If he’s exhausted, he isn’t showing it, because apparently he has more than enough energy for me. “Why won’t you look at me?”
Maybe because you’re a murderer. But I don’t say it to his face, lest he takes it as disrespect and decides to add me to his list once again. I’m trying my hardest to tune in to the lecture. Colt, however, won’t take his eyes off me.
Luckily, I receive a distraction. A text message, and it’s from Shane.

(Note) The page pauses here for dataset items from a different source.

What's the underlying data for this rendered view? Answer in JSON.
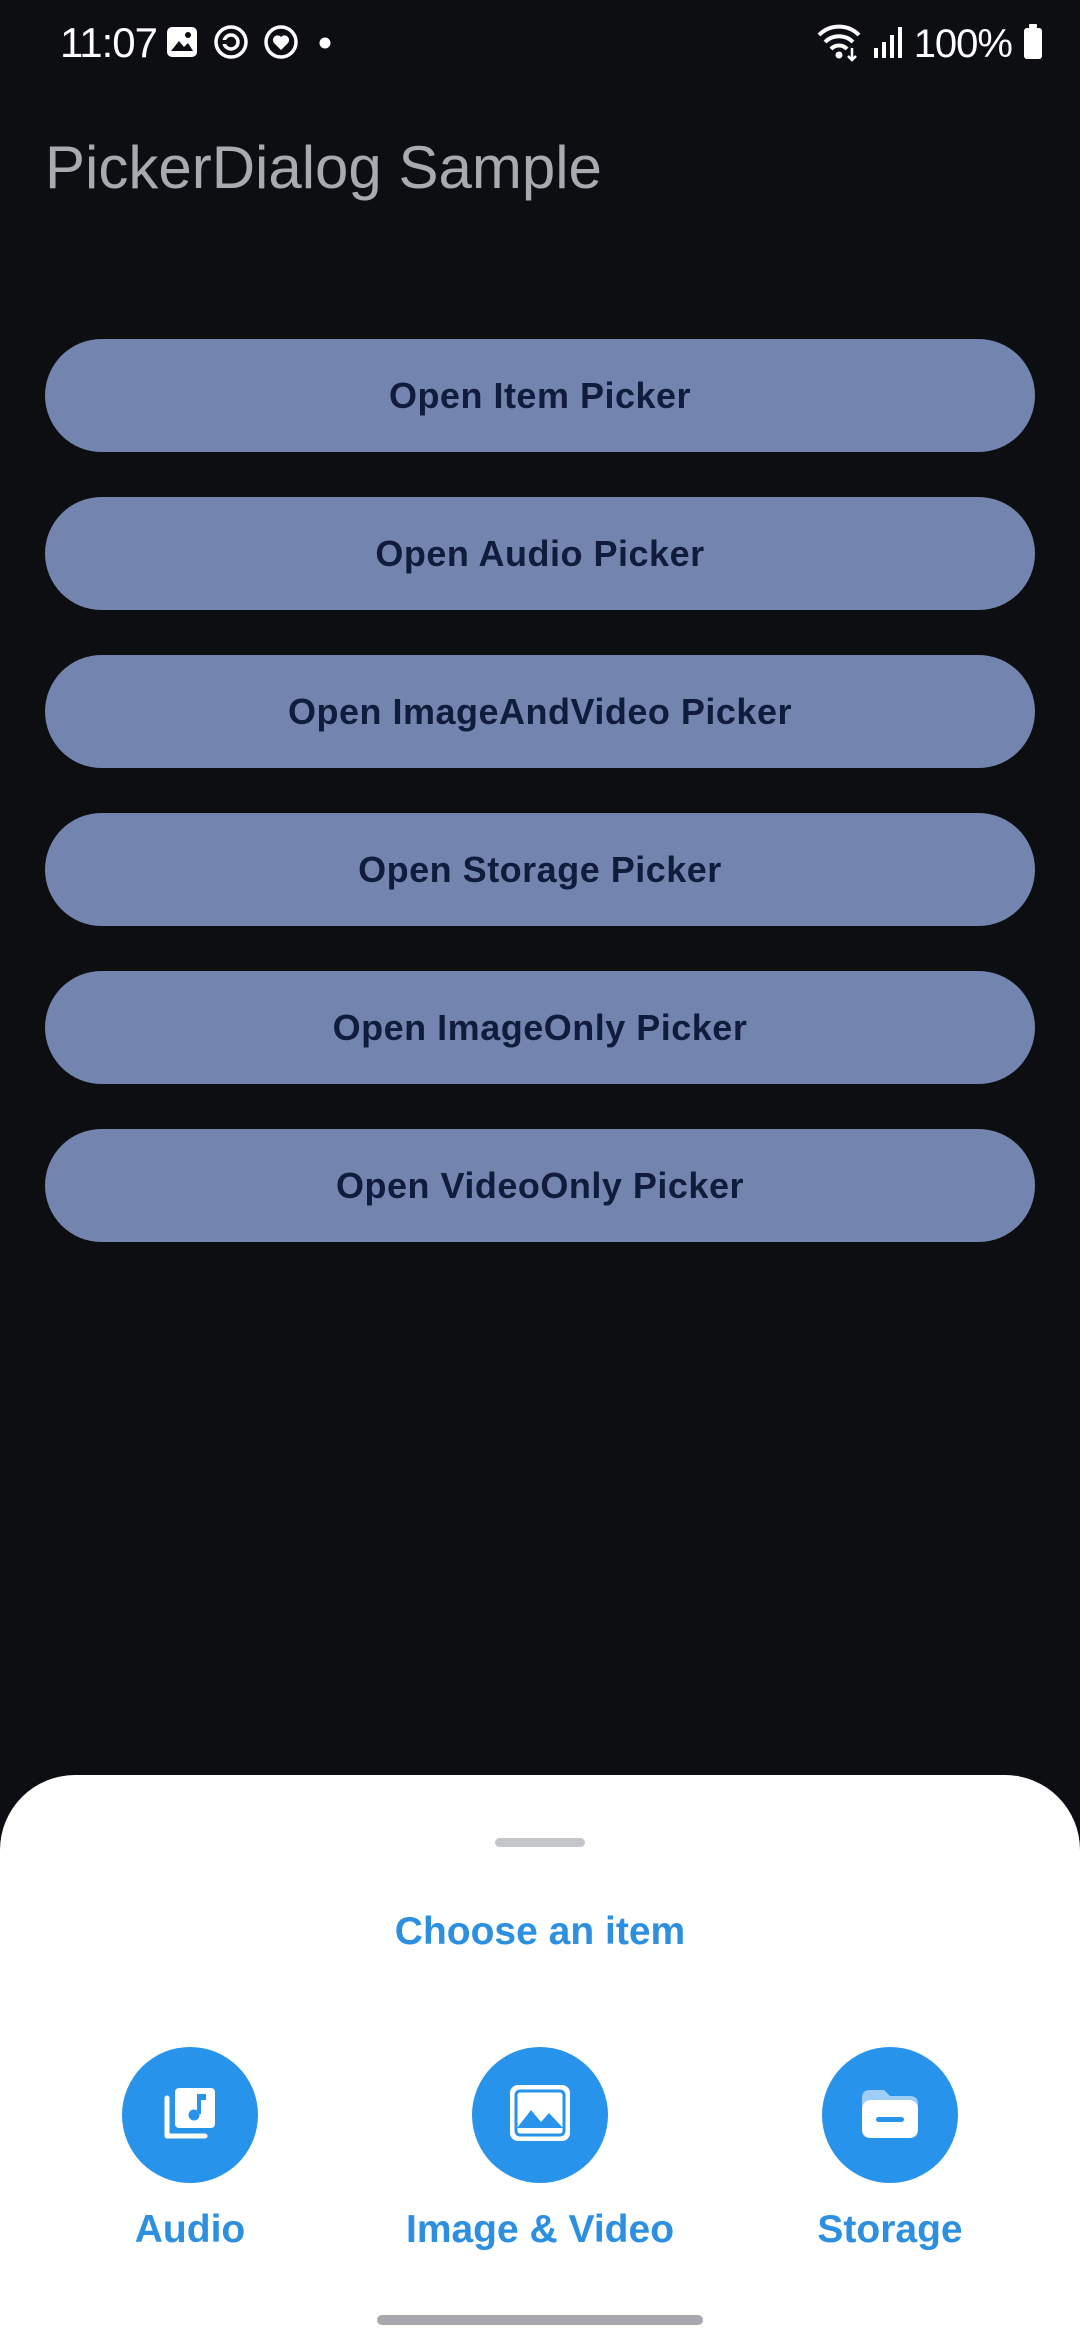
{
  "status_bar": {
    "time": "11:07",
    "battery_text": "100%",
    "icons_left": [
      "gallery-notification-icon",
      "sync-notification-icon",
      "heart-notification-icon",
      "dot-icon"
    ],
    "icons_right": [
      "wifi-icon",
      "signal-icon",
      "battery-icon"
    ]
  },
  "app": {
    "title": "PickerDialog Sample"
  },
  "buttons": [
    {
      "label": "Open Item Picker"
    },
    {
      "label": "Open Audio Picker"
    },
    {
      "label": "Open ImageAndVideo Picker"
    },
    {
      "label": "Open Storage Picker"
    },
    {
      "label": "Open ImageOnly Picker"
    },
    {
      "label": "Open VideoOnly Picker"
    }
  ],
  "sheet": {
    "title": "Choose an item",
    "options": [
      {
        "label": "Audio",
        "icon": "audio-library-icon"
      },
      {
        "label": "Image & Video",
        "icon": "image-icon"
      },
      {
        "label": "Storage",
        "icon": "folder-icon"
      }
    ]
  },
  "colors": {
    "background": "#0d0e11",
    "button": "#7385ae",
    "button_text": "#0f1c3c",
    "accent": "#2893ea",
    "sheet": "#ffffff"
  }
}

My hands grab the phone before I can even think about it. He wants to know if I’ll need a ride to the get-together on Saturday. My heart skips a couple beats. He’s concerned about my mode of transportation. Now, I could take it one step further and tell him I do. Wouldn’t that be dishonesty? It would be, but who cares?
I tell him some fabrication. I tell him my car’s currently out on maintenance. Then I wait, and wait. Until I get the reply I was hoping for. He’s volunteering to pick me up.
I have to remind myself that I’m in the middle of class, or else I would have made a fool of myself. I keep the celebratory scream as a hushed whisper, smiling so wide I’m sure it will imprint on my face. So this is what true happiness feels like.
I’m so caught up in my own world that I don’t fully see the look Colt gives me. His eyes, they've grown colder. I only catch the look for a split second before he looks away.
I brush it aside and instead, return back to the slideshow on my computer, giddier than ever. Because Shane Foster is picking me up.